It’s a moment 18-year-old Micheaila Jones won’t soon forget.
“I was just so happy,” she said. “I was like, this is a dream.”
She and 45 students were on a bus trip to Alabama to tour historically black colleges and universities.
One stop, her dream school – Alabama State University.
That’s where she got the news -- she had been accepted.
“She looked at my test scores and she was like, ‘Congratulations you made it into the school’ and she gave me this letter,” Jones said. “I was like, Oh my God. This is amazing. I don’t know what to do.’”
Jones’ excitement is spreading across the nation. According to federal data, enrollment is up 2.1 percent at HBCUs from 2016 to 2017.

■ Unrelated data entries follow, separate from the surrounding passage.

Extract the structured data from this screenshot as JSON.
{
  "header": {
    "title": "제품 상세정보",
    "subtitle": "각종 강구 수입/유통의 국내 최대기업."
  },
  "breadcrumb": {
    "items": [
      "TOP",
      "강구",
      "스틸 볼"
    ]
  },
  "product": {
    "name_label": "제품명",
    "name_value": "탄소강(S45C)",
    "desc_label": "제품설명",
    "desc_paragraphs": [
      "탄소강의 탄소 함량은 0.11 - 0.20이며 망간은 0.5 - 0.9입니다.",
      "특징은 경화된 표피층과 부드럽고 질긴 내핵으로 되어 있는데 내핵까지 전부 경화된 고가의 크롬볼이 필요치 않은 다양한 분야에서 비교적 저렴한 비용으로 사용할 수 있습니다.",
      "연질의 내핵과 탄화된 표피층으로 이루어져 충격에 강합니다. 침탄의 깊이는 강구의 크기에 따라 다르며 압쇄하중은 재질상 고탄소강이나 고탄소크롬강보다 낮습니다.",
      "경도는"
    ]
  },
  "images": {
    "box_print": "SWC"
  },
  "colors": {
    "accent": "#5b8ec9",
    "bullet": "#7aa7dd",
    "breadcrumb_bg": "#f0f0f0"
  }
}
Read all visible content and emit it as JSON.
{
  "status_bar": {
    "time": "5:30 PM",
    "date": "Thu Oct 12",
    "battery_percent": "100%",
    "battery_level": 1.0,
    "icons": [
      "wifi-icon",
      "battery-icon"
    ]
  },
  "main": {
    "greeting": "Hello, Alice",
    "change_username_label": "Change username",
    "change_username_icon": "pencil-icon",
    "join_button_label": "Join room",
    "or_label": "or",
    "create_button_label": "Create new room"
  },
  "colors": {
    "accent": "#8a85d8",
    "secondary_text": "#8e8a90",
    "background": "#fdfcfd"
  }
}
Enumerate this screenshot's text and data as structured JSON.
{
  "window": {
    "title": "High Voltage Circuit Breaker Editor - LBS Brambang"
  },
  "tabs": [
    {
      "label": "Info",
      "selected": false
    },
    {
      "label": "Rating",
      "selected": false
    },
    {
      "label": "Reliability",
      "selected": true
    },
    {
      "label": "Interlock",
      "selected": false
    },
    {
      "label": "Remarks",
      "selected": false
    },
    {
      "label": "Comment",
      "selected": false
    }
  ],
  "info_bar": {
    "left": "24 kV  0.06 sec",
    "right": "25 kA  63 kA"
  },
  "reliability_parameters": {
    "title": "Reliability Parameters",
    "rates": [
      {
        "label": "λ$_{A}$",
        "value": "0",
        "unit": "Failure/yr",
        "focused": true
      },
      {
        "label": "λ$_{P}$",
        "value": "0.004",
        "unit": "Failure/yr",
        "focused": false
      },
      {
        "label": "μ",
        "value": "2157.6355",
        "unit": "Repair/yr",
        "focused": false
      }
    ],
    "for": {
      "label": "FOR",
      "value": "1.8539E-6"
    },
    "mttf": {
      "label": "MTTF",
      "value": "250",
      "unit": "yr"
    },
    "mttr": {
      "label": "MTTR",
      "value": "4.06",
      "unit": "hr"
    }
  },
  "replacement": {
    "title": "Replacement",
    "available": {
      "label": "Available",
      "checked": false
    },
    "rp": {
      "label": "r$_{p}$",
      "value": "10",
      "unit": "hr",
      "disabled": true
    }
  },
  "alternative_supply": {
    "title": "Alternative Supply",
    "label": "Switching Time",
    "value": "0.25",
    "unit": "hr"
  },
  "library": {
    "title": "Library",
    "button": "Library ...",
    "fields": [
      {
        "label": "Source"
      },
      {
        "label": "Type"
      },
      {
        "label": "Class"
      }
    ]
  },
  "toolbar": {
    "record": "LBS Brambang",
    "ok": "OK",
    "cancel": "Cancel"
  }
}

Jacksonville’s Edward Waters College says it has seen a 2.5 percent increase since 2016 – FAMU says enrollment is also up on campus.
“The only way that you’re going to make your mark in this world -- you have to be educated first because that’s your first key,” Kenneth Pinnix of 100 Black Men of Jacksonville said.
The group mentors students and invites them on bus tours to HBCUs each year.
The trips also serve as a history lesson.
“It's important for our youth to know their past so they can prepare for the future in a very positive and meaningful way,” Pinnix said.
Pinnix and Jones are both encouraging students to take advantage of opportunities at HBCUs and beyond.
“It just makes you feel at home. It’s a different vibe, a different feeling and I would encourage everybody to go to their dream school,” Jones said.
It’s a journey she said she can’t wait to embark on.